Question

what dot it mean when delta G=-ve and delta G =+be?​

Answer 1

Answer:We define ΔG0' (pronounced “delta G naught prime”) as the free energy change of a reaction under “standard conditions” which are defined as: All reactants and products are at an initial concentration of 1.0M. Pressure of 1.0 atm.

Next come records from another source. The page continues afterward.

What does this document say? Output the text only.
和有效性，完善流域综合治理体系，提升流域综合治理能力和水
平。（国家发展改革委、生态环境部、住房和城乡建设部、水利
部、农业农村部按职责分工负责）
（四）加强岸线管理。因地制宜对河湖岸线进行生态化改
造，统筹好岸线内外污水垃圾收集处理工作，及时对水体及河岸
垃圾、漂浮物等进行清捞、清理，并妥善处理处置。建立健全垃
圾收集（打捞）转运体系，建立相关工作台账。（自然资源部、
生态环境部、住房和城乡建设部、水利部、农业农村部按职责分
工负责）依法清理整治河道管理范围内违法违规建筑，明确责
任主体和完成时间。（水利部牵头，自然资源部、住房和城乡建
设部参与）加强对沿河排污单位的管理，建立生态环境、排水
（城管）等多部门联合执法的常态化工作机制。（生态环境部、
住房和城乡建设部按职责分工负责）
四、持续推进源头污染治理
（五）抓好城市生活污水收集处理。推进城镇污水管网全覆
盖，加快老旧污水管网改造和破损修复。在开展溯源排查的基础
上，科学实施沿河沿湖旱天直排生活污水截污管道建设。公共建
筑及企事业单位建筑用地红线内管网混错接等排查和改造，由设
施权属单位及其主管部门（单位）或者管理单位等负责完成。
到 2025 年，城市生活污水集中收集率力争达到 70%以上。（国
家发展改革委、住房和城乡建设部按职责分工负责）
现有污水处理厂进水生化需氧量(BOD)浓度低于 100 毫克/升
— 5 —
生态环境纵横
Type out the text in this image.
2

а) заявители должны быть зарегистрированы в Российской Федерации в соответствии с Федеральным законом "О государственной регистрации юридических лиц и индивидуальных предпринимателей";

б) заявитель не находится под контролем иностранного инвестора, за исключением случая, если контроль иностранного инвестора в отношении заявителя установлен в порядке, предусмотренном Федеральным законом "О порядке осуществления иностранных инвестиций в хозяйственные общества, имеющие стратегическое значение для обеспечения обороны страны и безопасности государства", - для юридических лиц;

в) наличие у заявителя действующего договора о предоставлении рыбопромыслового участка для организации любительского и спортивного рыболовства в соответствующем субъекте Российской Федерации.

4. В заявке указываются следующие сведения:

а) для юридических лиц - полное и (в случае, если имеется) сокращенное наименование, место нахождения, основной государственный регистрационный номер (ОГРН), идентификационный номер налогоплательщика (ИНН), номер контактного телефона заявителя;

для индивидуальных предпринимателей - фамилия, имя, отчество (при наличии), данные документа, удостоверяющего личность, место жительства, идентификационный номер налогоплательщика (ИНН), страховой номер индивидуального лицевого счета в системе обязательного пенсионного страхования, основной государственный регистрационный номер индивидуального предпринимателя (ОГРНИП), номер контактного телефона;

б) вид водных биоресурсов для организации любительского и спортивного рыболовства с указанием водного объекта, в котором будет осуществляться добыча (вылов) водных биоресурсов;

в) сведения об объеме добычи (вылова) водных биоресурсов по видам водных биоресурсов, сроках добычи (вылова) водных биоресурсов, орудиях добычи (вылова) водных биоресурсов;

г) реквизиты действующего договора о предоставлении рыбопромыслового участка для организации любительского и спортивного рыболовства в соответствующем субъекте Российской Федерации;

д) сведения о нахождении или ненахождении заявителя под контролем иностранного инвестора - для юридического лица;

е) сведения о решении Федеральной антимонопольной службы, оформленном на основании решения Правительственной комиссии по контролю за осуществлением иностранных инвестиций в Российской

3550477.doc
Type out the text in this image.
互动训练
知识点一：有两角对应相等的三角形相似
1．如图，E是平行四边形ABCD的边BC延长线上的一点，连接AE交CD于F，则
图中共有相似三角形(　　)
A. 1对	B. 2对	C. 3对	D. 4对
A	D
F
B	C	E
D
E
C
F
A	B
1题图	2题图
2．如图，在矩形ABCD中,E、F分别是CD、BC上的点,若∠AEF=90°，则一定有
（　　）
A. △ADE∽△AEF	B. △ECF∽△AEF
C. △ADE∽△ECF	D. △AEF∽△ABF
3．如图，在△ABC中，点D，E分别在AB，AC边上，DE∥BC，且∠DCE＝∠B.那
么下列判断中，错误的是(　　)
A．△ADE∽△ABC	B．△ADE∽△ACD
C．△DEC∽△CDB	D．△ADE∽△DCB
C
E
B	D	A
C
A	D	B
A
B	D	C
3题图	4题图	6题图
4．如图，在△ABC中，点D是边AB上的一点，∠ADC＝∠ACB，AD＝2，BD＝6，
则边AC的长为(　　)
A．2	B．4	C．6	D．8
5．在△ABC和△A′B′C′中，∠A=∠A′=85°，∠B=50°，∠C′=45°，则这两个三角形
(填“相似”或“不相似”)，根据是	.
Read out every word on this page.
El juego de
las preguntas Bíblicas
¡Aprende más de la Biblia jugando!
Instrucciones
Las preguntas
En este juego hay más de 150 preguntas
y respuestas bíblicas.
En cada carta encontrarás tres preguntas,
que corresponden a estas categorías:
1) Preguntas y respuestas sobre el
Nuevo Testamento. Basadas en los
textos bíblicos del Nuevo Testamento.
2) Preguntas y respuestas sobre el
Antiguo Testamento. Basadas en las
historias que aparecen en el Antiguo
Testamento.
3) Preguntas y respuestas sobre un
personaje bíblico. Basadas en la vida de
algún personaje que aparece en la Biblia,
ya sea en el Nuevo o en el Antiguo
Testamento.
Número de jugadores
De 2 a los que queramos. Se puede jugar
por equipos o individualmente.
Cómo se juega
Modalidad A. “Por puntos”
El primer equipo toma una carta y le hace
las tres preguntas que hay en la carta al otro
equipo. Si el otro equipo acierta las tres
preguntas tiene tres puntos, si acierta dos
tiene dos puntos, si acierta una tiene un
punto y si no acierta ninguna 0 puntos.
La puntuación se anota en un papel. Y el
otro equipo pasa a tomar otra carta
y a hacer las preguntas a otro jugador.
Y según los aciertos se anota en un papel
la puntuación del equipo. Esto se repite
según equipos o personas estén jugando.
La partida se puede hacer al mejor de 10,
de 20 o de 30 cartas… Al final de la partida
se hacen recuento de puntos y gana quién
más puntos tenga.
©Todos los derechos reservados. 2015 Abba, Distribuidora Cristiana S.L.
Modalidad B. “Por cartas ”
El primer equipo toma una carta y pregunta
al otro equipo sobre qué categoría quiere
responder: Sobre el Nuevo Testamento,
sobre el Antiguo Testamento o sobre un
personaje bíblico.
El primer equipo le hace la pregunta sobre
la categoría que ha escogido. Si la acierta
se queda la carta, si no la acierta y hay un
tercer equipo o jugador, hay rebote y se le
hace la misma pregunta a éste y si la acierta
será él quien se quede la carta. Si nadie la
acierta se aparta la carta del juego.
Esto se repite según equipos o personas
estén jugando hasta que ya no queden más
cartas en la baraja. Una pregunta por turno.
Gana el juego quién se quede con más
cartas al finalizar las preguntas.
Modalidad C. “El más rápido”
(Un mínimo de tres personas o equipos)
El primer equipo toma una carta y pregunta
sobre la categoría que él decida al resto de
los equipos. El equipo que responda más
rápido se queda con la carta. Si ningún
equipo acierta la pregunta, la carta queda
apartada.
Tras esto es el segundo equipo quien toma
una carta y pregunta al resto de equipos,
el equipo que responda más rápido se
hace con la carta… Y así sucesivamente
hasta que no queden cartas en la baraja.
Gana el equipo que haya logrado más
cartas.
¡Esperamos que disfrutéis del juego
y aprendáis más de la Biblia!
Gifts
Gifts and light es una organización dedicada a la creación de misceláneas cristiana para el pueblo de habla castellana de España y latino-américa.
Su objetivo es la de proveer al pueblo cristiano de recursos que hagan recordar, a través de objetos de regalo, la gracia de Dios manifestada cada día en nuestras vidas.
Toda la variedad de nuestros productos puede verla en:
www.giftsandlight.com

Explanation:∆G is the change of Gibbs (free) energy for a system and ∆G° is the Gibbs energy change for a system under standard conditions (1 atm, 298K). ... Where ∆G is the difference in the energy between reactants and products. In addition ∆G is unaffected by external factors that change the kinetics of the reaction.

Answer 2

Answer:

• Standard condition means the pressure 1 bar and Temp 298K, ΔG° is the measure of Gibbs Free Energy (G) - The energy associated with a chemical reaction that can be used to do work change at 1 bar and 298 K, delta G "naught" (not) is NOT necessarily a non-zero value. ΔG° = -RT ln(K), So ΔG° = 0, if K = 1. In other words, if the product and reactant are equally favored at equilibrium, it's because there is no difference speaking. ΔG° is always the same for a given reaction. ΔG does depend on your conditions but still relates to ΔH° and ΔS°. Consider the following:
• ΔG = ΔG° + RT ln(P) Where P is the reaction quotient, the ratio of products to reactants at some state. It is equal to K if the system has reached equilibrium. Subbing in ΔG°=ΔH°-TΔS°,
• ΔG = ΔH°-TΔS° + RT ln(P)

• So, ΔG does relate to those two quantities. ΔH° and ΔS° represent the change in enthalpy and entropy between product and reactant. but they DO NOT mean a "100% complete reaction." They determine the energetic difference (at a given temperature). This difference in energy determines the composition at equilibrium. It has nothing to do with the "completeness" of the reaction, which is a kinetic question. So now in most questions, such as in phase changes questions, they would give us the ΔH° and ΔS° and they then would want us to find the temperature at which equilibrium takes place. So using the formula ΔG°=ΔH°-TΔS° we would let ΔG° be 0 and solve for T. ΔG° is a non-zero value and that we shouldn't be able to use ΔH° or ΔS° to find ΔG because either ΔH° or ΔS° represents 100% complete reaction.